Breaking Down ESG

by | Dec 7, 2018 | Blog

ESG, also known as environmental, social, and governance is on the rise all over the world. We are seeing an increase in the importance of ESG factors because they are now playing into investments and decision-making for companies. Considering these factors helps investors and companies alike align interests and improve the world.

What is ESG?

ESG criteria are easy to understand if you simply break down the three letters. Investopedia describes ESG as “a set of standards for a company’s operations that socially conscious investors use to screen potential investments.” This set of standards looks at non-financial issues that have financial importance. ESG factors are considered because topics under environmental, social, and governance are essential to consider when investing. Environmental criteria is a way for investors and companies to evaluate practices on climate change, pollution, conservation, and animal treatment. This is also true for social factors such as business relationships, company culture, and working conditions and governance factors like transparency, stockholder participation, and conflicts of interest.  

Financial Importance

So why is ESH financially significant? All of the criteria listed can bring about concerns of financial risk as well. ESG topics are heavily considered when investing because they have a financial impact in today’s economy. It’s now common practice for ESG to be “integrated in the risk-return analysis of investment opportunities,” according to Investment News. Companies that have good ESG criteria tend to have better returns on investment. Integration of this criterion all over the world is now considered a fiduciary duty. Multiple studies over the years have shown that good financial results stem from corporate sustainability performance.

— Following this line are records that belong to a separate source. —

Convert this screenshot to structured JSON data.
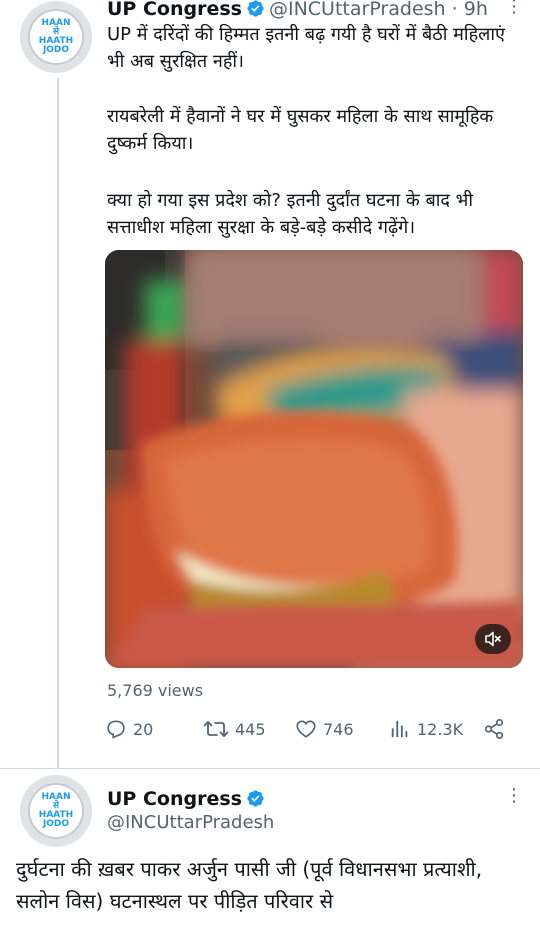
{
  "tweet1": {
    "author_name": "UP Congress",
    "handle": "@INCUttarPradesh",
    "separator": "·",
    "time": "9h",
    "avatar_logo_text": "HAAN\nसे\nHAATH\nJODO",
    "paragraphs": [
      "UP में दरिंदों की हिम्मत इतनी बढ़ गयी है घरों में बैठी महिलाएं भी अब सुरक्षित नहीं।",
      "रायबरेली में हैवानों ने घर में घुसकर महिला के साथ सामूहिक दुष्कर्म किया।",
      "क्या हो गया इस प्रदेश को? इतनी दुर्दांत घटना के बाद भी सत्ताधीश महिला सुरक्षा के बड़े-बड़े कसीदे गढ़ेंगे।"
    ],
    "views": "5,769 views",
    "stats": {
      "replies": "20",
      "retweets": "445",
      "likes": "746",
      "analytics": "12.3K"
    }
  },
  "tweet2": {
    "author_name": "UP Congress",
    "handle": "@INCUttarPradesh",
    "avatar_logo_text": "HAAN\nसे\nHAATH\nJODO",
    "text": "दुर्घटना की ख़बर पाकर अर्जुन पासी जी (पूर्व विधानसभा प्रत्याशी, सलोन विस) घटनास्थल पर पीड़ित परिवार से"
  },
  "colors": {
    "verified": "#1d9bf0",
    "secondary_text": "#536471",
    "divider": "#cfd9de"
  }
}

Since its beginnings in 2004 ESG criteria has grown in popularity, it has brought about a commitment to sustainability for many companies and investors worldwide. Today, investors and companies have tools for integrating ESG criteria into the business framework. This only heightens the importance of the commitment to sustainability and transparency. ESG gives corporations the opportunity to contribute globally while maintaining transparency about practices involving environmental, social, and governance issues.